El sonido de unos pies que corrían en el pasillo al otro lado de la puerta devolvieron los pensamientos de Índigo al momento inmediato, y a los pocos segundos, Luk, sonrojado y sin aliento, entraba deprisa en la habitación.
—¡Índigo! —El rostro del niño se iluminó al verla, y agitó en el aire un pedazo de papel—. ¡Papá me ha enviado una carta! ¡Para mí solo! ¡Y la leeré yo solo!
Se subió al diván junto a ella y extendió la carta sobre el regazo de la joven. La leía en voz alta, con orgullo. Pronunciaba con torpeza las palabras más difíciles pero rehusaba con estoicismo que ella le ayudara a menos que se encontrase en auténticas dificultades, Índigo contempló su inclinada cabeza rubia y sintió que una familiar mezcla de cariño y simpatía la embargaba. La vida no había resultado fácil para Luk desde la marcha de su padre. Echaba mucho de menos a su padre, y echaba de menos, también, la influencia de un padre, que sin duda habría sido el eje de la existencia de un niño de seis años. Sin amigos íntimos de su misma edad, se volvía cada vez más hacia ella y hacia Grimya en busca de esa combinación tan difícil de conseguir de mentor y compañero de juegos que de otro modo habría sido Leando. Era una gran responsabilidad, pero Índigo, por motivos que iban más allá de su promesa a Leando, no se permitía esquivar.

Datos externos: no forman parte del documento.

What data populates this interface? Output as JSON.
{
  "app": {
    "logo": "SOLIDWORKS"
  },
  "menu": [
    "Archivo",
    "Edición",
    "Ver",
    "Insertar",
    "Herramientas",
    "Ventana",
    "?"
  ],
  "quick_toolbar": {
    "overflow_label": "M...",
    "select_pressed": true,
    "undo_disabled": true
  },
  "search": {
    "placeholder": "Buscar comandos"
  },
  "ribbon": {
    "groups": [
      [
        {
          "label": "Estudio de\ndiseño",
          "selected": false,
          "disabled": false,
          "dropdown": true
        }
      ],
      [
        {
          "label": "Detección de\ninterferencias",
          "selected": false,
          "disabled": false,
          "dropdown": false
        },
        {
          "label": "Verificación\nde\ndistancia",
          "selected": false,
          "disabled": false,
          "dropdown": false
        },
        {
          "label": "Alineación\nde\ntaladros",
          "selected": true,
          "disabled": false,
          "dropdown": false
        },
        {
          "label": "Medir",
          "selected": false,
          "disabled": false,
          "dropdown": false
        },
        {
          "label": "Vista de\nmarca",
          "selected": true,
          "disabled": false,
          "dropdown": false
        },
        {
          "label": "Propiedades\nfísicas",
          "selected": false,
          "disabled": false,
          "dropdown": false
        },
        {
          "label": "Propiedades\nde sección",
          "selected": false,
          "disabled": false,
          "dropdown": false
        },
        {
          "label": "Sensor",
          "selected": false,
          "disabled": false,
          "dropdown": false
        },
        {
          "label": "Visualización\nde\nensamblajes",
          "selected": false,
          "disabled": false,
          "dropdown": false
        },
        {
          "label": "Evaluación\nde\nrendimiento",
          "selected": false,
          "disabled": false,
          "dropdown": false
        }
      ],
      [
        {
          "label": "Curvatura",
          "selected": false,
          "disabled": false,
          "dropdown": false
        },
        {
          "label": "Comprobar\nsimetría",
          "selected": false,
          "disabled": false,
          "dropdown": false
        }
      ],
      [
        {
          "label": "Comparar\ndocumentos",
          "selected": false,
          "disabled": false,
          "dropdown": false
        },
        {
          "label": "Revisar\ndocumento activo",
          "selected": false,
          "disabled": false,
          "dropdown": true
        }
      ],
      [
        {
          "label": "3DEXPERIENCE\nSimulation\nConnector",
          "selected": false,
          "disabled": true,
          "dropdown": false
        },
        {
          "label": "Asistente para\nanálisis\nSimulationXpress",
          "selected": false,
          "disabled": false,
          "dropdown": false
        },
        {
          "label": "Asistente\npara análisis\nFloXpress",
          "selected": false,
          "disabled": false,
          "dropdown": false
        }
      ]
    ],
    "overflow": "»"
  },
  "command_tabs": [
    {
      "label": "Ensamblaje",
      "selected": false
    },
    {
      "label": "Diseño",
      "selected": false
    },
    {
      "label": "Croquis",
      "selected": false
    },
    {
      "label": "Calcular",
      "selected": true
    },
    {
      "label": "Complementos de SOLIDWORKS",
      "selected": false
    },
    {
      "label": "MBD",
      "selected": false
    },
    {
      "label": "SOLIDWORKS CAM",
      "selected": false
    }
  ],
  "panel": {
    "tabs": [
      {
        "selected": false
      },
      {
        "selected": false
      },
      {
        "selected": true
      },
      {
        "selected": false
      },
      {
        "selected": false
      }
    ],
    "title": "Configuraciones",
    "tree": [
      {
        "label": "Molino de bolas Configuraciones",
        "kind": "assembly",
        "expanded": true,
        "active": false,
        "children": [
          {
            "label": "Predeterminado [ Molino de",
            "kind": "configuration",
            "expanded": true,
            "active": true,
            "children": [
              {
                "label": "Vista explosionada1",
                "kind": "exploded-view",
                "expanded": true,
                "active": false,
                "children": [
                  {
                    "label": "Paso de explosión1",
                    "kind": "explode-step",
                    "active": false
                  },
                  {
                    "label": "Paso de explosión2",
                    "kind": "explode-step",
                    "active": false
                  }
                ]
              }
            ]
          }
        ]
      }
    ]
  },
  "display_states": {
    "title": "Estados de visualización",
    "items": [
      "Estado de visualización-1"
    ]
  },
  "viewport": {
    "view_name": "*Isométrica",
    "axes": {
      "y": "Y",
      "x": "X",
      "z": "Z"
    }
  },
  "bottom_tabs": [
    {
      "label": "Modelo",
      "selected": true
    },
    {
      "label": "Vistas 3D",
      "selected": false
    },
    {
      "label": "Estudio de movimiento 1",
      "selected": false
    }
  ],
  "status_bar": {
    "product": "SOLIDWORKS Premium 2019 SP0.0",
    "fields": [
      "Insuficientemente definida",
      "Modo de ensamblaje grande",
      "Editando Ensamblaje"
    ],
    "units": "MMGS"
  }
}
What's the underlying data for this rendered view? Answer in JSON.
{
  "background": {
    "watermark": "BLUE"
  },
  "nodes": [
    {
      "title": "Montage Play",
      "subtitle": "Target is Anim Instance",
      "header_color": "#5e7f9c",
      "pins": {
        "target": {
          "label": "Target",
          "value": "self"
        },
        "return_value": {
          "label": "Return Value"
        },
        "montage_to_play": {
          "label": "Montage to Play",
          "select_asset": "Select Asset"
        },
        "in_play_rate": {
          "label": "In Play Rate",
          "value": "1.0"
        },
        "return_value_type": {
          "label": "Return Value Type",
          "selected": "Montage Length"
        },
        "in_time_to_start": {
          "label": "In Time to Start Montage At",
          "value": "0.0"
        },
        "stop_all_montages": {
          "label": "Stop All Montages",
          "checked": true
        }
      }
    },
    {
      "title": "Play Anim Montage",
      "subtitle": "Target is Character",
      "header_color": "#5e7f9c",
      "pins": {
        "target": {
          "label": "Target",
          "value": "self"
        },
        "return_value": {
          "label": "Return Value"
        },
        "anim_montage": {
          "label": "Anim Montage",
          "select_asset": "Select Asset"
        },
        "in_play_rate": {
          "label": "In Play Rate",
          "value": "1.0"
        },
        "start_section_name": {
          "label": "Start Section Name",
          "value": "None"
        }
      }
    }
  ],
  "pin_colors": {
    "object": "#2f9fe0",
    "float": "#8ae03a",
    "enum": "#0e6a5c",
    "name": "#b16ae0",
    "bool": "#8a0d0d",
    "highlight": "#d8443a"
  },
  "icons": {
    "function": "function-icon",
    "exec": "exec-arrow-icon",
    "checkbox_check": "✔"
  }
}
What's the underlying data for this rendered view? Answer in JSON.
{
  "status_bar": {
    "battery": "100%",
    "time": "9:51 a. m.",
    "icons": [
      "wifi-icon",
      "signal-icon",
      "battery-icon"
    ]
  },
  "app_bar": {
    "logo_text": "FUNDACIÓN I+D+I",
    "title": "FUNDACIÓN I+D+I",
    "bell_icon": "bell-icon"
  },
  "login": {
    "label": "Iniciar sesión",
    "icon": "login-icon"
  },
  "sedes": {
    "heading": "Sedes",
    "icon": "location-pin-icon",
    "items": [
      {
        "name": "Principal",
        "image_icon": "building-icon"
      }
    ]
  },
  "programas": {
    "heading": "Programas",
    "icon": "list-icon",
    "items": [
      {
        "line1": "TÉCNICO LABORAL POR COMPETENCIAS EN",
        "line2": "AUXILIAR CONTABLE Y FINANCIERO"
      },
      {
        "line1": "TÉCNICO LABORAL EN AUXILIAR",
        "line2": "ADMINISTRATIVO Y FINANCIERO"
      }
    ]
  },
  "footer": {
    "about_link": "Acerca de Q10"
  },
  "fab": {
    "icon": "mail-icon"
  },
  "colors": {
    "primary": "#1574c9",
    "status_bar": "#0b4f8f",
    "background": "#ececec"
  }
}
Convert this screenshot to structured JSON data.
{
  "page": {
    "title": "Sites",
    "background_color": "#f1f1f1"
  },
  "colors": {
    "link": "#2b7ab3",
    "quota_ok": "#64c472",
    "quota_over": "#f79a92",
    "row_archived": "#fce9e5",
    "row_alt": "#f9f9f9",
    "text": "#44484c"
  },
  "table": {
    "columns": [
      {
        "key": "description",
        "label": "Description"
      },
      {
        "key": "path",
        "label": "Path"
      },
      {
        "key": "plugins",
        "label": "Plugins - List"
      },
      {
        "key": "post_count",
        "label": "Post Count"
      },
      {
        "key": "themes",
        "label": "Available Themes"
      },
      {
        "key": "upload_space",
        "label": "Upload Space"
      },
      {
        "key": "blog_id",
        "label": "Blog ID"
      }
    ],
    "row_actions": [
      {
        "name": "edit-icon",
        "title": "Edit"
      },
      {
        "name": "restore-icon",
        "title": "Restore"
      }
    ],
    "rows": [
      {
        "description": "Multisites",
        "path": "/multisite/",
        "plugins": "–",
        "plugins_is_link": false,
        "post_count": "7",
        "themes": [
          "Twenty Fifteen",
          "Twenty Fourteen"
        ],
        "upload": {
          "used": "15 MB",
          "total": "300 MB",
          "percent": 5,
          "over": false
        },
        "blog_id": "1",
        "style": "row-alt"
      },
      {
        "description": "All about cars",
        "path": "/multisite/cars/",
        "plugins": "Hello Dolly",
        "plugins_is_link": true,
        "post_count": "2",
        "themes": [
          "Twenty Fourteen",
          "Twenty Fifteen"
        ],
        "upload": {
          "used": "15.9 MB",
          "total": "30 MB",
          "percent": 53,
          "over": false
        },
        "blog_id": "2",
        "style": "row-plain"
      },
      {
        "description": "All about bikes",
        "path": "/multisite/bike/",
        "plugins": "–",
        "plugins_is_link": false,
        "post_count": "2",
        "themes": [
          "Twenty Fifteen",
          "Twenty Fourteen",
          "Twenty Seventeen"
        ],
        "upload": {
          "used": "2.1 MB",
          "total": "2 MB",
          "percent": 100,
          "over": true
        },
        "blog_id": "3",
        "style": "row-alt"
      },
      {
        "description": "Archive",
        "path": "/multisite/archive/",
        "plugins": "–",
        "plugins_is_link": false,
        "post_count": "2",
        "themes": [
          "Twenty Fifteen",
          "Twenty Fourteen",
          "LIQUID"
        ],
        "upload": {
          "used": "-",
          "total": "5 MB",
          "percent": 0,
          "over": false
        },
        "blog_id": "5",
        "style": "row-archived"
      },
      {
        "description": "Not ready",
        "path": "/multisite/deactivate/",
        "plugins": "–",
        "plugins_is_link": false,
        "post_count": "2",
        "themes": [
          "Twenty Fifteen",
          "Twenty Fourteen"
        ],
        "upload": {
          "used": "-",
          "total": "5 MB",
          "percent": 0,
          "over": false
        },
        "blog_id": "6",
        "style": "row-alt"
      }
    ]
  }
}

Luk llegó al final de su carta, y levantó los ojos.
—Índigo, ¿vendrá pronto a casa?
No se sintió capaz de mentirle, y suspiró:
—La verdad es que no lo sé, Luk. Él cree que no tardará mucho en hacerlo, pero debemos esperar.
Luk asintió, mordiéndose el labio.
—Ojalá estuviera aquí ahora —dijo—. Ojalá pudiera acompañarme a la fiesta de Jessamin.
—Lo sé; y a mí también me gustaría que fuera así. Pero podrás escribirle, ¿no es así?,y contársela.
El rostro de Luk se iluminó un poco.
—Sssí... —Entonces su expresión se animó bruscamente—. ¿Habrá malabaristas? ¿Y narradores? ¿Y juegos?
—Claro que los habrá —y añadió con malicia, ya que conocía el portentoso apetito de Luk—: y más comida de la que podrás terminarte.
Luk lanzó una sonora carcajada.
—Podría comerme un chimelo entero. ¡Podría si quisiera!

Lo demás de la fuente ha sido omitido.